Post from a thought-provoking weblog called UNplanning Journal (as in un-planner, not U.N. planner--sort of along the same theme as deconsumption I think). It introduces the concept of "food miles", as in "How many total miles did your lunch travel to get to your plate?"
"For breakfast I ate oatmeal with bananas. Being somewhat health conscious, I am well aware of the benefits of oatmeal and fresh fruit. My oatmeal as usual, originates from the US Midwest, grain capital of the world, via Chicago. Today’s bananas were Panamanian. While the oatmeal was probably trucked over here, bananas were flown in. Not counting the sugar I sprinkled on, breakfast traveled 5500 miles to get to my plate....

...So all in all, [totalling Breakfast, Lunch and Dinner] I ate food from eight countries that traveled a whopping 35,675 collective miles to my plate via truck, train, boat and plane before being picked up and driven home by me in a personal vehicle.

While this arrangement makes perfect sense economically, it is utterly insane from an energetic standpoint and ultimately not sustainable."

[...]

"Once the supply of cheap energy dries up, the global supermarket will become a thing of the past. The implication of this change is very disturbing and extends far beyond whether or not a shopper in Topeka will still be able get fresh strawberries in January. The problem is unfortunately much more fundamental than that. In an energy-deprived future the more fundamental question has to be asked: will we have any reliable form of food distribution at all?
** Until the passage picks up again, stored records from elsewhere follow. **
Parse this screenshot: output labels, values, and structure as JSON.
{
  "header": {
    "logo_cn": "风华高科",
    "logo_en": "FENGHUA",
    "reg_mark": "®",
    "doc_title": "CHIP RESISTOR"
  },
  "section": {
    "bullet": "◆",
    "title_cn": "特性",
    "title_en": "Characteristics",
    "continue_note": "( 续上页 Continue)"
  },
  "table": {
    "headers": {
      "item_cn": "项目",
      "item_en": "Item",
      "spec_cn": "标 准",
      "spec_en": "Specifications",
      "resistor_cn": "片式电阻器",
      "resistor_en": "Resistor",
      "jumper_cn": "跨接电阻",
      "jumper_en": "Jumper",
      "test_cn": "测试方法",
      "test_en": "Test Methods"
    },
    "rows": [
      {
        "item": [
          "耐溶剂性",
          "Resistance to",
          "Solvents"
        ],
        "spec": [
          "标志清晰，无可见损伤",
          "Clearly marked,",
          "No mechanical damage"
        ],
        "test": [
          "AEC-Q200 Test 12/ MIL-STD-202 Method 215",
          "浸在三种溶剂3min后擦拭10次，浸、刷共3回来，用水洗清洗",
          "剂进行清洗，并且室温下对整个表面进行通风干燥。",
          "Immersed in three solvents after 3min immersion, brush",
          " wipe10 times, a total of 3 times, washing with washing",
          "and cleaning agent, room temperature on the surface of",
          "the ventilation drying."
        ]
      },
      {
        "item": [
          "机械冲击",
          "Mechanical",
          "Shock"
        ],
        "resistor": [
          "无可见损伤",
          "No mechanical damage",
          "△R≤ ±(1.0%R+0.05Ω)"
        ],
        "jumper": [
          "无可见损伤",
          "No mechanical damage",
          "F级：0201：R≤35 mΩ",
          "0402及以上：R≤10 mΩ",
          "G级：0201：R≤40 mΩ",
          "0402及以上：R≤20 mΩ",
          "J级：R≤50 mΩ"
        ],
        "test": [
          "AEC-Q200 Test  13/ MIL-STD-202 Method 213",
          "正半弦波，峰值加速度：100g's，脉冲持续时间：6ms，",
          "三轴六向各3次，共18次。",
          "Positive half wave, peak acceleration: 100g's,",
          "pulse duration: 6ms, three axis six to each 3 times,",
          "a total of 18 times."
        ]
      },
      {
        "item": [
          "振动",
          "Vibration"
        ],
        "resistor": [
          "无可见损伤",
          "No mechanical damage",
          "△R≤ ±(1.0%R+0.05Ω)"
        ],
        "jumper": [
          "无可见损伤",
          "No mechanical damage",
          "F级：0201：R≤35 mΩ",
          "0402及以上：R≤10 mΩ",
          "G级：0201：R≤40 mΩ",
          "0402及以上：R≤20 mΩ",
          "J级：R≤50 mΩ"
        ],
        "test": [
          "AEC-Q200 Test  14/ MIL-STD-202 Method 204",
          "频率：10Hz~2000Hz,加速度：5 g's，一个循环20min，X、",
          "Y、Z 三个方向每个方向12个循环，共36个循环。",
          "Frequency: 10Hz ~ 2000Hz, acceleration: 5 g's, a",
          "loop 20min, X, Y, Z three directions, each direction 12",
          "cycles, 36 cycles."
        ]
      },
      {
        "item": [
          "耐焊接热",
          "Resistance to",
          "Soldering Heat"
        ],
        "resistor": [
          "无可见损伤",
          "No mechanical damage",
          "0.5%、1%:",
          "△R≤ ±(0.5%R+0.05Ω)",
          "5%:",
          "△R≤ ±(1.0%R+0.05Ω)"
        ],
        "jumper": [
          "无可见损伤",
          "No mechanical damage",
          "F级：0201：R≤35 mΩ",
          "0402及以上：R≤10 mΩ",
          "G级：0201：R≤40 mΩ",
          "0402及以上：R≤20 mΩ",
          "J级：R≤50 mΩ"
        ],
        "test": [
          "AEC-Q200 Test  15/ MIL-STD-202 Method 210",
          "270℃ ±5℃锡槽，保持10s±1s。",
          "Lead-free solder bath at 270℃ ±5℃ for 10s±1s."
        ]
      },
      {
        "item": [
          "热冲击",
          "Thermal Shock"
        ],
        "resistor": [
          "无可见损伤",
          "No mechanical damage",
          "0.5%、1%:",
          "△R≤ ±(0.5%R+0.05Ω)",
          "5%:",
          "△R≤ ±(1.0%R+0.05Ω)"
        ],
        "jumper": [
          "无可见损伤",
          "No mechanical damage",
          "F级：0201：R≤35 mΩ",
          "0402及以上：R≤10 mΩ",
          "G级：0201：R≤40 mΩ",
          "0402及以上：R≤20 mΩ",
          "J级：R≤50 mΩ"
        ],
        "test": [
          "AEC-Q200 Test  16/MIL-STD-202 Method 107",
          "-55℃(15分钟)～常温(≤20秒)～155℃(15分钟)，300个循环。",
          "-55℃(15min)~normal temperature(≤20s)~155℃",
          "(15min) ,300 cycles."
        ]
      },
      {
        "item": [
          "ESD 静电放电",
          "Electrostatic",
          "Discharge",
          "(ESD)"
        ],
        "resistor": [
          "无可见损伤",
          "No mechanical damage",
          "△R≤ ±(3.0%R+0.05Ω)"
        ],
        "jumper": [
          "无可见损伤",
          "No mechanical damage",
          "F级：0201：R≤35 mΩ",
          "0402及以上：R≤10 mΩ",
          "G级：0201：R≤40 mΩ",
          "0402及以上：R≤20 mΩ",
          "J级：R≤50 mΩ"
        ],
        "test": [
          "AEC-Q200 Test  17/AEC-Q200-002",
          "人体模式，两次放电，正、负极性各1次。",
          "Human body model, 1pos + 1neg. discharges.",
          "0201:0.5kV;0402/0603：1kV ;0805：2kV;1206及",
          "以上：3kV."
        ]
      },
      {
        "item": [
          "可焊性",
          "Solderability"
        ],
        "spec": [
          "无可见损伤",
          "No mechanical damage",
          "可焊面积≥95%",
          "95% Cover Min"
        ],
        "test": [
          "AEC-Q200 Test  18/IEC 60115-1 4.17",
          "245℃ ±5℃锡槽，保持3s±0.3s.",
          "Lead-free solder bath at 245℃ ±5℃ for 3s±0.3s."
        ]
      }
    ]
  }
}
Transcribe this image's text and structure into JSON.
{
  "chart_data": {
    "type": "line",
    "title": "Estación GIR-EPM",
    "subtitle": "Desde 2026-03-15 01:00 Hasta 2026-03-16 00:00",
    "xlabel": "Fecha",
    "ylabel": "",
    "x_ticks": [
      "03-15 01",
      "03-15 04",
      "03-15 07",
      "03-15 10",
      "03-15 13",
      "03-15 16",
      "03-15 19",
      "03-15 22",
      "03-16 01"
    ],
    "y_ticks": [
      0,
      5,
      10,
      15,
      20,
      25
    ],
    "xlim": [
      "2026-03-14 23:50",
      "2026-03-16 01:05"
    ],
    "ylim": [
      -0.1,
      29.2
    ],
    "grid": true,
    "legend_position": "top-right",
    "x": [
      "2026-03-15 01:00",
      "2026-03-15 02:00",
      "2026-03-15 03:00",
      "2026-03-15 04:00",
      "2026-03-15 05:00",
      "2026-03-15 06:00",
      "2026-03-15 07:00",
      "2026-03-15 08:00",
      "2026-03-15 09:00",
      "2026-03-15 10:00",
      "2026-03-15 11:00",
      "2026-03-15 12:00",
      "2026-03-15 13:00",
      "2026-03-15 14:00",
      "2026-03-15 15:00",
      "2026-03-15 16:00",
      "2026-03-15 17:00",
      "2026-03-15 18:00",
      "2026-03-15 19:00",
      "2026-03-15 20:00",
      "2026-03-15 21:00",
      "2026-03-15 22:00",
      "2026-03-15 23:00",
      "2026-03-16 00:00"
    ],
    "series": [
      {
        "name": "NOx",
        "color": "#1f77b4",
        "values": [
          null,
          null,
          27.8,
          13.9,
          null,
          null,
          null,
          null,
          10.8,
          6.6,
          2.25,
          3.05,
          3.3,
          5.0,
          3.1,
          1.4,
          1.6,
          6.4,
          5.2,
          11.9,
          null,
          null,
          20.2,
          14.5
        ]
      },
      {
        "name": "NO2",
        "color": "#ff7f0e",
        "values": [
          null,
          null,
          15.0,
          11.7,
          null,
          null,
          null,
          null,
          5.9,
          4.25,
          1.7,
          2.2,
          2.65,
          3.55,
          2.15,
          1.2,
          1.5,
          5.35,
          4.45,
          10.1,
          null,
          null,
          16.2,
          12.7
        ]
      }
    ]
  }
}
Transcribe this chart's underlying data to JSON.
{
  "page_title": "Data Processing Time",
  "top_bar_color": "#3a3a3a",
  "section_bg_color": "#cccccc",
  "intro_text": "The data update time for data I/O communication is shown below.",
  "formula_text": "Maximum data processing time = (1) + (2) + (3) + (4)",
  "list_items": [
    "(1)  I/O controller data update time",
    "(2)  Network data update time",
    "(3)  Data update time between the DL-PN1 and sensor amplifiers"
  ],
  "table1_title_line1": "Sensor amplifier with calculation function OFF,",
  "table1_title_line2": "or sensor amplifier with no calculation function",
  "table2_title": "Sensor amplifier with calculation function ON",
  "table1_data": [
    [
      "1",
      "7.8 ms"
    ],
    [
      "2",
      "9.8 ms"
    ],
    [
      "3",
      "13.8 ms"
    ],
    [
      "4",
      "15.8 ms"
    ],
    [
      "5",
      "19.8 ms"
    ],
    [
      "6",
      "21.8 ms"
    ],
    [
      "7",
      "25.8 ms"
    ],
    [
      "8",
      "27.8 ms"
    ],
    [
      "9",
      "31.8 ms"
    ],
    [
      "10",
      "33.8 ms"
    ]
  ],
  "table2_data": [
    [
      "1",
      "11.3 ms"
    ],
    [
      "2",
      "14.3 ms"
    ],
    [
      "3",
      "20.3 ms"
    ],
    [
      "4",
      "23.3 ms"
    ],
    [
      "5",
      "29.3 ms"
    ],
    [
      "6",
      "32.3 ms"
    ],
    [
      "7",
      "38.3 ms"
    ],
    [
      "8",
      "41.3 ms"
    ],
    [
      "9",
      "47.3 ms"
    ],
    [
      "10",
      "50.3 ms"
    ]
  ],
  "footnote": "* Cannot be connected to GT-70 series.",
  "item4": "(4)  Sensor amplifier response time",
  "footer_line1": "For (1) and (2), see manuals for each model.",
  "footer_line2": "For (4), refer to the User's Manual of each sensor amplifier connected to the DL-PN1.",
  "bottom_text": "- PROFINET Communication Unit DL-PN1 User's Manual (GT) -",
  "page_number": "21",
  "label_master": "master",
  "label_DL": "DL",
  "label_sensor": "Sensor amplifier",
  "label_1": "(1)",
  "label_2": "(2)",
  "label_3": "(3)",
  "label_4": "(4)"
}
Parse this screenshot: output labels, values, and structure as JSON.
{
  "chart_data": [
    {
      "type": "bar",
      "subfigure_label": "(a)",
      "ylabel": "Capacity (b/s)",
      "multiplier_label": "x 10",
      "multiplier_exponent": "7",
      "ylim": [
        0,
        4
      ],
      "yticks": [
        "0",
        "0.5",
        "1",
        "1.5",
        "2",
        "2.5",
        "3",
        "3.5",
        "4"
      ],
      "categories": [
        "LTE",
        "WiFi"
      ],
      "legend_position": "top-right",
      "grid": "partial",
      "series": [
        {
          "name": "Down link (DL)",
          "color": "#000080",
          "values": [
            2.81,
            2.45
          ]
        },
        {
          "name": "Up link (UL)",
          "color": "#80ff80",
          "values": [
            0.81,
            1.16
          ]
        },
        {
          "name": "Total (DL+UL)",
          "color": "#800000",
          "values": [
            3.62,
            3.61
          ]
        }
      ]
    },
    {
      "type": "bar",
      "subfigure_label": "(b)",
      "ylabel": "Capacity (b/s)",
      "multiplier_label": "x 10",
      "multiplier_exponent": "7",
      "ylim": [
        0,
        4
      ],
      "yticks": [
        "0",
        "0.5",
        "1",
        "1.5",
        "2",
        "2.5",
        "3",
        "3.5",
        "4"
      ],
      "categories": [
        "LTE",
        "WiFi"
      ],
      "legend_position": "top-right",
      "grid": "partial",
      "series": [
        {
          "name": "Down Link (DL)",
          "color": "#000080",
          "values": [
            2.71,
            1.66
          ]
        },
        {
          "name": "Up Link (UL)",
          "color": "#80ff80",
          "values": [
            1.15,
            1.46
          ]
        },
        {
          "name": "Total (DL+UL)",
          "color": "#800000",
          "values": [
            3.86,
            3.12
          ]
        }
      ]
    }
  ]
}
With large tracts of the world engaged in one form of monoculture or another, what will we all end up having for dinner, absent a coherent transition to localized cultivation of produce and grains?

...In all likelihood, the regions that survive the Great Unraveling will be those areas that mastered the switch from the industrialized model of corporate agriculture to a labor intensive cultivation of whatever that needs to be consumed locally by their residents. Those that fail to adapt will die off. It’s that easy."